One night after a supper-party in college, at which Pen and Macheath had been present, and at which a little quiet vingt-et-un had been played, (an amusement much pleasanter to men in their second and third year than the boisterous custom of singing songs, which bring the proctors about the rooms, and which have grown quite stale by this time, every man having expended his budget) – as the men had taken their caps and were going away, after no great losses or winnings on any side, Mr. Bloundell playfully took up a green wine-glass from the supper-table, which had been destined to contain iced champagne, but into which he inserted something still more pernicious, namely a pair of dice, which the gentleman took out of his waistcoat pocket, and put into the glass. Then giving the glass a graceful wave which showed that his hand was quite experienced in the throwing of dice, he called, Seven's the main, and whisking the ivory cubes gently on the table, swept them up lightly again from the cloth, and repeated this process two or three times. The other men looked on, Pen, of course, among the number, who had never used the dice as yet, except to play a humdrum game of backgammon at home.

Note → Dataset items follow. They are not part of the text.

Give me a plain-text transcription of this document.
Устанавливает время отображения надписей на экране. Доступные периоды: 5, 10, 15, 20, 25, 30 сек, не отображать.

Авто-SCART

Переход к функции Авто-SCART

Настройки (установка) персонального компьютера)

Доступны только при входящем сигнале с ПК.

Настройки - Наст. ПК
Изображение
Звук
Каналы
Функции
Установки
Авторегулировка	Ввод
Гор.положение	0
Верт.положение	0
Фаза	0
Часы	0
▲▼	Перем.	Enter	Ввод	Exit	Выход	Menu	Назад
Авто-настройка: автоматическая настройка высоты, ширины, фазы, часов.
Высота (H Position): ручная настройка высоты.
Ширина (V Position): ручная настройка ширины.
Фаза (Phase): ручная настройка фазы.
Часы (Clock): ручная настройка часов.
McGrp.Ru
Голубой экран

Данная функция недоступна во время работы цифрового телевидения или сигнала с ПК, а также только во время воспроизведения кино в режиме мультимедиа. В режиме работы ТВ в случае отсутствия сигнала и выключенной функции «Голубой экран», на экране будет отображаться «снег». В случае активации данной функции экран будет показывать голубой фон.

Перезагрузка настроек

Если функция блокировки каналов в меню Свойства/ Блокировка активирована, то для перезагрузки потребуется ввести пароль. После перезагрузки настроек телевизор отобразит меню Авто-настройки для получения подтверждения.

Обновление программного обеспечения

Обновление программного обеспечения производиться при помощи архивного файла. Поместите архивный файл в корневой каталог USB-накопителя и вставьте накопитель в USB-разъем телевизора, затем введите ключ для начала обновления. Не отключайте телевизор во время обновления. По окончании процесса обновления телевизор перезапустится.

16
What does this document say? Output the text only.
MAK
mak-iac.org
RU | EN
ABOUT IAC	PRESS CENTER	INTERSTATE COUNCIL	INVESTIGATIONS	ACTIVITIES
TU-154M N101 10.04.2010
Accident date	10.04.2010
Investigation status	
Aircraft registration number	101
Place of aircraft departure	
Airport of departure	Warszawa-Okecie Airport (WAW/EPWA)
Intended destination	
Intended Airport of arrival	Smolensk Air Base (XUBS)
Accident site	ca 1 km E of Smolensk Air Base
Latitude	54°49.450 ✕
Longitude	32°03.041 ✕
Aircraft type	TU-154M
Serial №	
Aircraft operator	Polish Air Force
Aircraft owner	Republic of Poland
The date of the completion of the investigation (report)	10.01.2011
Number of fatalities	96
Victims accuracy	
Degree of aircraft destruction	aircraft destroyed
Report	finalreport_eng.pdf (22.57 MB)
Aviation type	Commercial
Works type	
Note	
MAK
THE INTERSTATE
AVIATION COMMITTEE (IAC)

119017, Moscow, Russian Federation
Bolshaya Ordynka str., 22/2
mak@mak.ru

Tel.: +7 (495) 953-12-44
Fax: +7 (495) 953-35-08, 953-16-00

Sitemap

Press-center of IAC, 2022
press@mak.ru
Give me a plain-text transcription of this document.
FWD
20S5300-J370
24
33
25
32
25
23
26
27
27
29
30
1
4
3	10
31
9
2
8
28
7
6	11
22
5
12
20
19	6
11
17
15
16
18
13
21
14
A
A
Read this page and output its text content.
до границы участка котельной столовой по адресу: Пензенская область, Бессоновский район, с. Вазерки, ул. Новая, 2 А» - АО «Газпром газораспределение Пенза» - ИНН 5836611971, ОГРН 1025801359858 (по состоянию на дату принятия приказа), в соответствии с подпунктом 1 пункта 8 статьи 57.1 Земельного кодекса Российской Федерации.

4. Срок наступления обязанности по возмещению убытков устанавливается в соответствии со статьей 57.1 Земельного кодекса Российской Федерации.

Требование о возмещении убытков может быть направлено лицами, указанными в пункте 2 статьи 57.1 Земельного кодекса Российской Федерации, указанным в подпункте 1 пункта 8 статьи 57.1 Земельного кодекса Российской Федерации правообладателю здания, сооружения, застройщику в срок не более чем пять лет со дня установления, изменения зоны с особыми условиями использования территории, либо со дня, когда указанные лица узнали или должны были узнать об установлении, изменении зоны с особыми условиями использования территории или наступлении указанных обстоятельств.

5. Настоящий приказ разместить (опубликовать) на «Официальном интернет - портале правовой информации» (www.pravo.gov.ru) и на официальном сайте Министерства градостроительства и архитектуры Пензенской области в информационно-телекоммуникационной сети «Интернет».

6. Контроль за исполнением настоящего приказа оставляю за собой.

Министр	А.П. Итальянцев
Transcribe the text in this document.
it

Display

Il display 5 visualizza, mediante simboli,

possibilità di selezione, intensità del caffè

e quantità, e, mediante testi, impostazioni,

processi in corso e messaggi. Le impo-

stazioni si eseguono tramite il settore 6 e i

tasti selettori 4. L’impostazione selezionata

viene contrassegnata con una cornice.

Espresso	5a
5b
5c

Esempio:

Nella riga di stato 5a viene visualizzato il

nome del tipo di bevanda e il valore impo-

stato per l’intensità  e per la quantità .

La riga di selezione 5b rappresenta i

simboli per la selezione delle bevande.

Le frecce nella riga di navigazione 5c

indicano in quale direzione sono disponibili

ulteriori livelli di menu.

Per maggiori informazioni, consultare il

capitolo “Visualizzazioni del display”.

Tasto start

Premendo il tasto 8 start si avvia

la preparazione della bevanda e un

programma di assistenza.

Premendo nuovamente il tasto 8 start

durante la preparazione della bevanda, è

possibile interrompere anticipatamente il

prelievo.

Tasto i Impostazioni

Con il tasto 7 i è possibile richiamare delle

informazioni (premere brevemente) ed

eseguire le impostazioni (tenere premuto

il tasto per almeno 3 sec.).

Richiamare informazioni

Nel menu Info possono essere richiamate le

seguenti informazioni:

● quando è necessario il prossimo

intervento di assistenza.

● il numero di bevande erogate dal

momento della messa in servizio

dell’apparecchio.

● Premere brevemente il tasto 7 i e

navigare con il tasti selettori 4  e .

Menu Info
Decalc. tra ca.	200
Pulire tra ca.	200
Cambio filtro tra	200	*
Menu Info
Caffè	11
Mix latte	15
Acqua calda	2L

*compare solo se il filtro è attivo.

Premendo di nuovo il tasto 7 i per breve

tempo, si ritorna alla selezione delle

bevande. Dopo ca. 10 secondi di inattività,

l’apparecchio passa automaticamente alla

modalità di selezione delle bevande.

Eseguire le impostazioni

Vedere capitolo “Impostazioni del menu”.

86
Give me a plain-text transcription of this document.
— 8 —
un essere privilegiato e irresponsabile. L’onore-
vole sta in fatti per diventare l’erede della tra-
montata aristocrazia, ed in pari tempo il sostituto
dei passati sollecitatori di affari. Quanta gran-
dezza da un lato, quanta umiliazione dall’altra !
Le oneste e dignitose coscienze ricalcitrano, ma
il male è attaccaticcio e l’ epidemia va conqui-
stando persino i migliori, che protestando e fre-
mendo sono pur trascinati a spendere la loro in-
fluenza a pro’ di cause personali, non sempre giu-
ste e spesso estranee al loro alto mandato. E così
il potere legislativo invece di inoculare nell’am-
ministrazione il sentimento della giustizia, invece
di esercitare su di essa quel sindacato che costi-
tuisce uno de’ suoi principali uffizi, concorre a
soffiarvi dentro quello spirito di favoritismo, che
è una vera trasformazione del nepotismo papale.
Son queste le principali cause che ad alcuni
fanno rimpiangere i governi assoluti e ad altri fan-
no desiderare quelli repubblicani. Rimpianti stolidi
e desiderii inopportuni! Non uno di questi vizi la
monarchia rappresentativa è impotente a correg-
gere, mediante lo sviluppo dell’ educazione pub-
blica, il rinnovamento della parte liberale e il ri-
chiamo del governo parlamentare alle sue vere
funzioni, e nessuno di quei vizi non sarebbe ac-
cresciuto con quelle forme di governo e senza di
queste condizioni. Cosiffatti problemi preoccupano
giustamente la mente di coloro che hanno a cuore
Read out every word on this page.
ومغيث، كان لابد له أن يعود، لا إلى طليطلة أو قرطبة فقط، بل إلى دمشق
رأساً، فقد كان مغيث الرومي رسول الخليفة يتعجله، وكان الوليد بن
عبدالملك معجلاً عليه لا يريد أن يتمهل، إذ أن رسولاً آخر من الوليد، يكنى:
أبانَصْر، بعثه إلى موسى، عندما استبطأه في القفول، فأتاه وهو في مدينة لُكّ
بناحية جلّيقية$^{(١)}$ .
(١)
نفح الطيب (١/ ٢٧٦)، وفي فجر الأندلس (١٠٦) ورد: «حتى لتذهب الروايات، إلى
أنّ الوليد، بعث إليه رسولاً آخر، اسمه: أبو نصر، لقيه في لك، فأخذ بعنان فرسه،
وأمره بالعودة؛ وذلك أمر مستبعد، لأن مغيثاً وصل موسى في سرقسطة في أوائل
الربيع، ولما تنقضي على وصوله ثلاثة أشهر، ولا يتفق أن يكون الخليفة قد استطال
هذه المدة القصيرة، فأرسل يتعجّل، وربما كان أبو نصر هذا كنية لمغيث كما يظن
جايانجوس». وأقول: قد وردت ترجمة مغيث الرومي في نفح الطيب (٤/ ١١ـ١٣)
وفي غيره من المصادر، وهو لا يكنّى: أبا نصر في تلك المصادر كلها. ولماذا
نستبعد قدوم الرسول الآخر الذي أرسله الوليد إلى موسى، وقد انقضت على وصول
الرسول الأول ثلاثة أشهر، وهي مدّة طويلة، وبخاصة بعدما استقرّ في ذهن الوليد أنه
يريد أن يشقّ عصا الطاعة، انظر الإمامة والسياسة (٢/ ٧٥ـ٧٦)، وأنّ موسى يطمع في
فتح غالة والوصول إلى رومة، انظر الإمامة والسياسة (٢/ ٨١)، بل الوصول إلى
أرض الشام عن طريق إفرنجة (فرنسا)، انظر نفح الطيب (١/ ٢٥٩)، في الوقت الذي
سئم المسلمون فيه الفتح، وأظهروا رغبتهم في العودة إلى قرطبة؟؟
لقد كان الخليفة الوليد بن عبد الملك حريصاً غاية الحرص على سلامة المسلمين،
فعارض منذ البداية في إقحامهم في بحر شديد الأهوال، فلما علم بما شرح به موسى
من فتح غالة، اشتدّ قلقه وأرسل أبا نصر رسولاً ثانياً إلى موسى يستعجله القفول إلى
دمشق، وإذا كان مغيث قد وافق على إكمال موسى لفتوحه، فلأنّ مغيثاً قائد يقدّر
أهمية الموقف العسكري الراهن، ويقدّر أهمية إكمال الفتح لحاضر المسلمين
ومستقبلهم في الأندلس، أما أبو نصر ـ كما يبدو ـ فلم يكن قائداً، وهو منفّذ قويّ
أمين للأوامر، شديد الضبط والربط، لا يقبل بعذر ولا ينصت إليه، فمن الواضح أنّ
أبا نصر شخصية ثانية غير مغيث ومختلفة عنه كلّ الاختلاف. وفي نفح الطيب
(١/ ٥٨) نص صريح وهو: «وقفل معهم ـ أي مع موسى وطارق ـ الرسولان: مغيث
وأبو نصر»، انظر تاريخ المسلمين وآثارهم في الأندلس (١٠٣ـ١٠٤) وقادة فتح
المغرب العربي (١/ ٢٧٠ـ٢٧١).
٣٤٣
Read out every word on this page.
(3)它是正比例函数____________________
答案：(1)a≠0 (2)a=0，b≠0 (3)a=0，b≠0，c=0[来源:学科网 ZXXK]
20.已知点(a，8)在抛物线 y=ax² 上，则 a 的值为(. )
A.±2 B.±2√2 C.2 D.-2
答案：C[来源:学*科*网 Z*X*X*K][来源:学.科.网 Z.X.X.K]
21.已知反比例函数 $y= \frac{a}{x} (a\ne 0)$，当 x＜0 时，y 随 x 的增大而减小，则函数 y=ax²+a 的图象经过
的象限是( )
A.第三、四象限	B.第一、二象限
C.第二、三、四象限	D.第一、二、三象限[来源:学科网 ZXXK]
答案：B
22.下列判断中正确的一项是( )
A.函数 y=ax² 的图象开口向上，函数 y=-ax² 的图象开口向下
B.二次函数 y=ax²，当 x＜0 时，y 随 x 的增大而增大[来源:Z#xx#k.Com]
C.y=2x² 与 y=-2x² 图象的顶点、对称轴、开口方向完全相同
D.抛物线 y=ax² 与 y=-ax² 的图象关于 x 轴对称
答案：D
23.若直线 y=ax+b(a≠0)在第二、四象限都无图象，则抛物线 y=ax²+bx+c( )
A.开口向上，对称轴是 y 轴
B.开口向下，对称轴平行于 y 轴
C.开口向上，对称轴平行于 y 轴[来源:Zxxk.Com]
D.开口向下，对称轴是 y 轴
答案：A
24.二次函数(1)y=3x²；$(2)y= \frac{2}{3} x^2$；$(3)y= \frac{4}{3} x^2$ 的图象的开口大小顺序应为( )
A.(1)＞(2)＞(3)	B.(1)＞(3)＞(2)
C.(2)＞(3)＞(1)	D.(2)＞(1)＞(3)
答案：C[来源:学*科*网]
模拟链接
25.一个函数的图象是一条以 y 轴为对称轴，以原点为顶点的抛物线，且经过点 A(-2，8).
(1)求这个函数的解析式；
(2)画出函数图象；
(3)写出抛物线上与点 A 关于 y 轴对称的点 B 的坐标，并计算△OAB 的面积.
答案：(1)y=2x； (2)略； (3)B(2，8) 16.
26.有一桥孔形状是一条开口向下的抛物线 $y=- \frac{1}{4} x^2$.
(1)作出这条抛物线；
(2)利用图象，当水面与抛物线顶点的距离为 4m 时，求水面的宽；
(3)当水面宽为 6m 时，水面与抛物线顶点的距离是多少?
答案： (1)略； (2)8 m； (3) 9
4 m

Mr. Bloundell, who had a good voice, began to troll out the chorus from Robert the Devil, an opera then in great vogue, in which chorus many of the men joined, especially Pen, who was in very high spirits, having won a good number of shillings and half-crowns at the vingt-et-un– and presently, instead of going home, most of the party were seated round the table playing at dice, the green glass going round from hand to hand until Pen finally shivered it, after throwing six mains.
From that night Pen plunged into the delights of the game of hazard, as eagerly as it was his custom to pursue any new pleasure. Dice can be played of mornings as well as after dinner or supper. Bloundell would come into Pen's rooms after breakfast, and it was astonishing how quick the time passed as the bones were rattling. They had little quiet parties with closed doors, and Bloundell devised a box lined with felt, so that the dice should make no noise, and their tell-tale rattle not bring the sharp-eared tutors up to the rooms. Bloundell, Ringwood, and Pen were once very nearly caught by Mr. Buck, who, passing in the Quadrangle, thought he heard the words "Two to one on the caster," through Pen's open window; but when the tutor got into Arthur's rooms he found the lads with three Homers before them, and Pen said, he was trying to coach the two other men, and asked Mr. Buck with great gravity what was the present condition of the River Scamander, and whether it was navigable or no?